The location is exceptional in the history of the Susquehanna railroad as its predecessor, the New Jersey Western Railroad, began building from a nearby junction with the Erie Railroad. The NJW built west to Bloomingdale, and east to Paterson beginning in 1869 with DeWitt Clinton Littlejohn envisioning the New Jersey railroad as the final eastern link to New York City in his New York and Oswego Midland Railroad. [5] [6] [7] [8] In 1870, the New Jersey Western was consolidated into the New Jersey Midland Railway . [5] [9] [8] [10] [11] That railroad would stretch to Newfoundland and Hackensack by March 1872, [12] and eventually to Middletown to link with the NYOM in the west, and east to Jersey City to link with the Pennsylvania Railroad at Marion. [13] The first trains from Oswego to Jersey City began to run along the combined Midland route in 1873. [14] [5] [15] By 1881 the railroad had become the New York, Susquehanna and Western Railroad and turned toward hauling coal from the Wyoming Valley of Pennsylvania. [16] [17]

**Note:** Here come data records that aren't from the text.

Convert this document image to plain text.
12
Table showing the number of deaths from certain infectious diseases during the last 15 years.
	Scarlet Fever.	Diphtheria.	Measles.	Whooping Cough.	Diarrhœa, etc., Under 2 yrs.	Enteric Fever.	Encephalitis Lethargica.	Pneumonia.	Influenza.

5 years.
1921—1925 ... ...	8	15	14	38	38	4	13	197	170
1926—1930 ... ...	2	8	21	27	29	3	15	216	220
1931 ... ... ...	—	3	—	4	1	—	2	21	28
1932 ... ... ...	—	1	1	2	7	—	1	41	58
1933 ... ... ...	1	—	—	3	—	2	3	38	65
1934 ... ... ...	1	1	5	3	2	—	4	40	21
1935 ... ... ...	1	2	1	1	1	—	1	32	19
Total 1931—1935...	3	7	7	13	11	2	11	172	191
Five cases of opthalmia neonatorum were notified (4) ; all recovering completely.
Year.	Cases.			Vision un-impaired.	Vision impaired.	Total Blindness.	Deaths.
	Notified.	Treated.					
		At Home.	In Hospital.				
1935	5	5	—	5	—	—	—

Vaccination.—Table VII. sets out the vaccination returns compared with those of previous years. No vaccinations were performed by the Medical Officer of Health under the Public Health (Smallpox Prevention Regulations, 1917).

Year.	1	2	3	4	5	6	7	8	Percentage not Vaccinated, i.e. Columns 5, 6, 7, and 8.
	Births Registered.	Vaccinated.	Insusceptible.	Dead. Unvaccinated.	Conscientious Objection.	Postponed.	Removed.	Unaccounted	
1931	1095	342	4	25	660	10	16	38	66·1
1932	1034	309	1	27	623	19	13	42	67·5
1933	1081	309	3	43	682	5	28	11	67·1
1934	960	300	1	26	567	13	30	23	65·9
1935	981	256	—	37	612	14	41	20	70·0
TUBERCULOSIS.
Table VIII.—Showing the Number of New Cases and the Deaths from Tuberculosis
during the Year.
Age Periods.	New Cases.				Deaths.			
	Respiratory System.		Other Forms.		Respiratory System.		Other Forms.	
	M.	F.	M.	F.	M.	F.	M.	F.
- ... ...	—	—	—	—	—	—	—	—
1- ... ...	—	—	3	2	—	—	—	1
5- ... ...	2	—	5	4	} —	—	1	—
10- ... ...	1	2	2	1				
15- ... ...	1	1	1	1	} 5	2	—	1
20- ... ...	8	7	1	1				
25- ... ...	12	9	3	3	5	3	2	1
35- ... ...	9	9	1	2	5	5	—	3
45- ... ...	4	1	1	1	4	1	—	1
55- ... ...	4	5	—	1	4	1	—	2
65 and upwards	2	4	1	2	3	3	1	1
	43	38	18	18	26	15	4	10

The original station at this location was built in 1872, [2] and was destroyed by fire in 1894. The station was quickly rebuilt in a larger form.[ citation needed ] From then until 2010 the station stood on the corner of Royal Avenue and County Route 654 (Diamond Bridge Avenue).
As early as 2005 [18] the VRA began planning a move of the station to alleviate the nearly monthly truck strikes to the southeast roof corner. The group fundraised and by July 2010 was constructing a new concrete brick and poured floor foundation 75 feet west of the building's then-current location. [19]
The move contractor made the move of the station onto the new foundation on September 17, 2010. [20] After the move the areas of deteriorated siding were replaced and adding a new coat of paint was begun. Also added was a deck with safety railing, a fence between the station & the railroad and a garden area in the location of the old station footing.
In the 2010s it was proposed that New Jersey Transit build a new station for the northern terminus of the Passaic-Bergen Rail Line adjacent to the NJ Transit Main Line's Hawthorne station several blocks away from this station. [21] The neighborhood of the original Erie mainline station would benefit from state funding to improve signage, lighting and parking. [22] These efforts did not come to fruition.